As Anderson pointed out, “CCUSA has deliberately avoided every single political issue that pits the Catholic faith against the culture of death in the public square. Abortion, embryonic stem-cell research, funding for Planned Parenthood — all these crucial issues are nowhere to be seen in the CCUSA’s ‘moral” agenda.”
In 1996, Pennsylvania Senator Rick Santorum was practically a lone voice when he castigated Catholic Charities for drifting away from the Church because of the lure of government funding.
Immediately after President Donald Trump issued directives that paused grants to organizations that aid migrants and refugees, the U.S. Conference of Catholic Bishops (USCCB), on Feb. 18 filed a lawsuit against the Trump administration over what the bishops say is an unlawful suspension of funding for refugee programs in the United States, many of which are run by Catholic Charities.

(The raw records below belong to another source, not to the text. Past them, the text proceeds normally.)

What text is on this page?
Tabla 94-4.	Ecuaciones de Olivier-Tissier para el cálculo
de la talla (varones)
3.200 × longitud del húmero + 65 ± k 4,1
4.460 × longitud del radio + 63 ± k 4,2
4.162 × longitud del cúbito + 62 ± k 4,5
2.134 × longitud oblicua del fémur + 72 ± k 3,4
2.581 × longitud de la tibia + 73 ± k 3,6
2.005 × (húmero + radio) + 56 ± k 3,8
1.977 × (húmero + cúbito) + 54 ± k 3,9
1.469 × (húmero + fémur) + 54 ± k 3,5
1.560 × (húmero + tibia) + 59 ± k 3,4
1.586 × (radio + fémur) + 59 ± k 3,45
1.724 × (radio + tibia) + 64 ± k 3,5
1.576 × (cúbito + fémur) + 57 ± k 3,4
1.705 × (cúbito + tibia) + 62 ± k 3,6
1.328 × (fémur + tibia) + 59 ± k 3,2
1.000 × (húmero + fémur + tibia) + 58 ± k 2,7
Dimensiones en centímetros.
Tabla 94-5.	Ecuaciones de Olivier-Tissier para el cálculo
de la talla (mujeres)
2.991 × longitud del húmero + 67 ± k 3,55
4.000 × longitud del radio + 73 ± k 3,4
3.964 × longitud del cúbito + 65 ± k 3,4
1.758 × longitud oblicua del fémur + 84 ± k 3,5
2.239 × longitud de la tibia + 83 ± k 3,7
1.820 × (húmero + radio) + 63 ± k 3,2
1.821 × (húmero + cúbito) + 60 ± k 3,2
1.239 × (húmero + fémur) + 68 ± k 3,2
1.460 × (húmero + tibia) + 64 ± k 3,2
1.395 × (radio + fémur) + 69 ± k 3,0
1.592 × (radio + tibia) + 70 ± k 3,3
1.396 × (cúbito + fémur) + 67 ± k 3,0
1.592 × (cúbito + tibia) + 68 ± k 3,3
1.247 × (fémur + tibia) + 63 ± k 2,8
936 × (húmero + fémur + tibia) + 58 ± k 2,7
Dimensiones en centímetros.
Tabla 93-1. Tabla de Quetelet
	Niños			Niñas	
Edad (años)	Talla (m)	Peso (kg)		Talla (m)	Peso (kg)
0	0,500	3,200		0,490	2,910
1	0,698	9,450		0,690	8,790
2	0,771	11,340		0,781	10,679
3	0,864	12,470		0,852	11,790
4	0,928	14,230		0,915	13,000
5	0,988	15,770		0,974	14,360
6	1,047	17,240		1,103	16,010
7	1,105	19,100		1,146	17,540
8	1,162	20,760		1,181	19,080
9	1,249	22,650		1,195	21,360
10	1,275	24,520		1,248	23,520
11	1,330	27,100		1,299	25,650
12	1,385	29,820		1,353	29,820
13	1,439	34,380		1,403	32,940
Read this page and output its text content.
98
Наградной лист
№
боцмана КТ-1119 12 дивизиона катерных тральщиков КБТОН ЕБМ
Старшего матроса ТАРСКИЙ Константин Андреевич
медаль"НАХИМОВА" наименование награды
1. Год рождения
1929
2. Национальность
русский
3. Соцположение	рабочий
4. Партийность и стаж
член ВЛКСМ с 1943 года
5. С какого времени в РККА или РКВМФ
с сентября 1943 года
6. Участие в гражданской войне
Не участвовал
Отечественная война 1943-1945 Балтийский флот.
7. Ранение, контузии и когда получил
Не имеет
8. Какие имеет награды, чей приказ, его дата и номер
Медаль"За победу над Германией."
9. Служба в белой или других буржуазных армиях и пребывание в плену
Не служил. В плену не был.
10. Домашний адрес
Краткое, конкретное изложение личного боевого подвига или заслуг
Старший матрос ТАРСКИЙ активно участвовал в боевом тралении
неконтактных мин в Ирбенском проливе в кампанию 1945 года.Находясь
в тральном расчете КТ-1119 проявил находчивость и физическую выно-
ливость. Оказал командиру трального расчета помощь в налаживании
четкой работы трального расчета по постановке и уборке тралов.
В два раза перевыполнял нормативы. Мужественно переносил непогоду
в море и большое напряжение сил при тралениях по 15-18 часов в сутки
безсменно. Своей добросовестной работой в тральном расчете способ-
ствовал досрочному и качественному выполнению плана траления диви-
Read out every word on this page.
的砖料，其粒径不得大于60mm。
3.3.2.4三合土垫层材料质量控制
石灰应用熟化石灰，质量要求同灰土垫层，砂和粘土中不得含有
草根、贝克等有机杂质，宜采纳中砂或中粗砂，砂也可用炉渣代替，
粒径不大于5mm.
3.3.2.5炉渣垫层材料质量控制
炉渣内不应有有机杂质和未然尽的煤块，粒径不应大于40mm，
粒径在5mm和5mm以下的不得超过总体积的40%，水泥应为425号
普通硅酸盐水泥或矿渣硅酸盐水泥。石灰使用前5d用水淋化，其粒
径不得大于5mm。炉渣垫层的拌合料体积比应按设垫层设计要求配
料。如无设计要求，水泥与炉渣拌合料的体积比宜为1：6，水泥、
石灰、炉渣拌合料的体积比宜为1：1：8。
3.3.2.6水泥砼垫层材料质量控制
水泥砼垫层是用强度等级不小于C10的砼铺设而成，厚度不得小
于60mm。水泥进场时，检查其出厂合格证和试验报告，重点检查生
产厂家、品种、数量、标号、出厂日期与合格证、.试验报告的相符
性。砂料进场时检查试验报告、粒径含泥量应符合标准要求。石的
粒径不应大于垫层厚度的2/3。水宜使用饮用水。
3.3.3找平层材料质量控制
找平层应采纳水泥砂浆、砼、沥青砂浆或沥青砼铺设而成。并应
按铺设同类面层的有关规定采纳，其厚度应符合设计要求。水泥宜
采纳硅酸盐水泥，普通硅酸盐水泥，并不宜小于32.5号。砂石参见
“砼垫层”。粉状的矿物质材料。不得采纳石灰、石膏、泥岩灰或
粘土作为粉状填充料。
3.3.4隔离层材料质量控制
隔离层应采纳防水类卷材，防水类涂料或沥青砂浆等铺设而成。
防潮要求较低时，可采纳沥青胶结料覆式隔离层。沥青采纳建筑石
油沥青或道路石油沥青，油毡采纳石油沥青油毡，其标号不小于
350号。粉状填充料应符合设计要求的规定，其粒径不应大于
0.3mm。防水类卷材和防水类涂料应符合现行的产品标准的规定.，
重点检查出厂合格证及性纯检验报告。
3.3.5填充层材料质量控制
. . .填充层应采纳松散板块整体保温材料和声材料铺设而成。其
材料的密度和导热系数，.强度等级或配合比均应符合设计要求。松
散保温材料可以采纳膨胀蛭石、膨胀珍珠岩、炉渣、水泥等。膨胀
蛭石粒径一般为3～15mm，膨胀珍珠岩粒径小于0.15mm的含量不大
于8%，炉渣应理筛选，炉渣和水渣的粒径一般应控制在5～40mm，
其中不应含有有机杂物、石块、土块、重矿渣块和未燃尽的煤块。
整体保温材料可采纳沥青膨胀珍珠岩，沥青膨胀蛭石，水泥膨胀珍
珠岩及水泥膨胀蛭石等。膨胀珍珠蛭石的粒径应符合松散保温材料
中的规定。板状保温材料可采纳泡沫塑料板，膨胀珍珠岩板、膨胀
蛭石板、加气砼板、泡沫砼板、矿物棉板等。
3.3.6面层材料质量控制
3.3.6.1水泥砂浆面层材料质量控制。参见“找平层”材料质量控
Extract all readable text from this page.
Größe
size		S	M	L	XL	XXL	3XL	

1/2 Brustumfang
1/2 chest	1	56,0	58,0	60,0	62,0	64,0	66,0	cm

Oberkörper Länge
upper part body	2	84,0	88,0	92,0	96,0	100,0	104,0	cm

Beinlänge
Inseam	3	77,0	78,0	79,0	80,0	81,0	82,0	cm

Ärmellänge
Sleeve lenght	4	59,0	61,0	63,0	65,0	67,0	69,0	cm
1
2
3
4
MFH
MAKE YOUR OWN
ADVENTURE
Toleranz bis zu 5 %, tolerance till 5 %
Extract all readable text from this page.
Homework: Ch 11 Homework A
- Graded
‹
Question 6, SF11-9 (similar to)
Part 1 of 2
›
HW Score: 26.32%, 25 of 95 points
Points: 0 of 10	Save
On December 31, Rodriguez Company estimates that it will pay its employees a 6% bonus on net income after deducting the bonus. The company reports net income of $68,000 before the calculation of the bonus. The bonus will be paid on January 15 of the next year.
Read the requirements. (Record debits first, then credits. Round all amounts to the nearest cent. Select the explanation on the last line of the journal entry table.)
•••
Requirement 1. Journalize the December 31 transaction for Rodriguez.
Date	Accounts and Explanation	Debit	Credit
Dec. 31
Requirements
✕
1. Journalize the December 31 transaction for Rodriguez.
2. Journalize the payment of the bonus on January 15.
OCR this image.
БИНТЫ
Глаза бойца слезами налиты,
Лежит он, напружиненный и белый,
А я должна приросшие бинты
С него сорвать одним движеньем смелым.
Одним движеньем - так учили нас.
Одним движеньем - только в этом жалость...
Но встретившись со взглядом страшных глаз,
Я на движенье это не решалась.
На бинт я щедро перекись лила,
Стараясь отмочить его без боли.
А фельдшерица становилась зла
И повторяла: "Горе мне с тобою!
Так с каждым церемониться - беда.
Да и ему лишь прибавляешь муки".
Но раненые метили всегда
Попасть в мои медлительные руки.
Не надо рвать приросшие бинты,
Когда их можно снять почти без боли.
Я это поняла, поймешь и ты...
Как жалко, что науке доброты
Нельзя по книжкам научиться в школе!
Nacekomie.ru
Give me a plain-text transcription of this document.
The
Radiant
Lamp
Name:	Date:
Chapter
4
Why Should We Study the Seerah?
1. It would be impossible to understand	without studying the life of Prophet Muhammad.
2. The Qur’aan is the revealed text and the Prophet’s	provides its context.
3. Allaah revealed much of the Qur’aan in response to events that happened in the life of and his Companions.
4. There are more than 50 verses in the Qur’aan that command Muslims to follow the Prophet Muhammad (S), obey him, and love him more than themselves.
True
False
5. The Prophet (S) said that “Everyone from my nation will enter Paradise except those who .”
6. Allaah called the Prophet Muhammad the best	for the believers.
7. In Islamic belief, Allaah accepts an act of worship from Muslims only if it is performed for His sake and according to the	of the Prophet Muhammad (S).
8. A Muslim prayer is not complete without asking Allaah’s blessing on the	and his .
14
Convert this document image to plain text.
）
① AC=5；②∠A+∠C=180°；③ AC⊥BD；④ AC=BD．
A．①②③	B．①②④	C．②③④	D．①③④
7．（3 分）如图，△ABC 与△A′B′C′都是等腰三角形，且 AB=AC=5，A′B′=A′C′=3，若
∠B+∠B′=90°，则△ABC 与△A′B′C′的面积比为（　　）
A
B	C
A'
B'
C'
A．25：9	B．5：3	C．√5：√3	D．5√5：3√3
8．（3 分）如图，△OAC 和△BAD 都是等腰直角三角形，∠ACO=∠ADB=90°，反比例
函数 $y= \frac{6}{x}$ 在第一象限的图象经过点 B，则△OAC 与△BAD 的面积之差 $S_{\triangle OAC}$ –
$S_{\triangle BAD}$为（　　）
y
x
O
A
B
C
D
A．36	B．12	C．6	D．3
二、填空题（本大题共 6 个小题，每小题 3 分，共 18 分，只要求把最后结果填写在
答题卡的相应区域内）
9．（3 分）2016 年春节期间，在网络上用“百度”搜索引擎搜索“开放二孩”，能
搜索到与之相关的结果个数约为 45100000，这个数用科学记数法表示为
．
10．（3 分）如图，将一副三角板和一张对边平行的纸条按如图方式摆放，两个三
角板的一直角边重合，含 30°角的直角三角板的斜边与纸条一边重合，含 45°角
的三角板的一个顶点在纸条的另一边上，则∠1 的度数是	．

A Syracuse, New York Catholic Charities organization was forced to slash 51 jobs from its refugee resettlement program after the Trump administration blocked $1.7 million in government grants the organization was expected to receive in 2025.
This New York refugee program specifically assists migrants when they first arrive in the U.S., providing grants for food and housing in their first 90 days in the country.
“Programs for children and youth help young refugees acclimate and find success,” the Syracuse CCUSA website bemoaned.
But attaining “success” when you dodge ICE after having broken the law should not be rewarded by lucrative government contracts.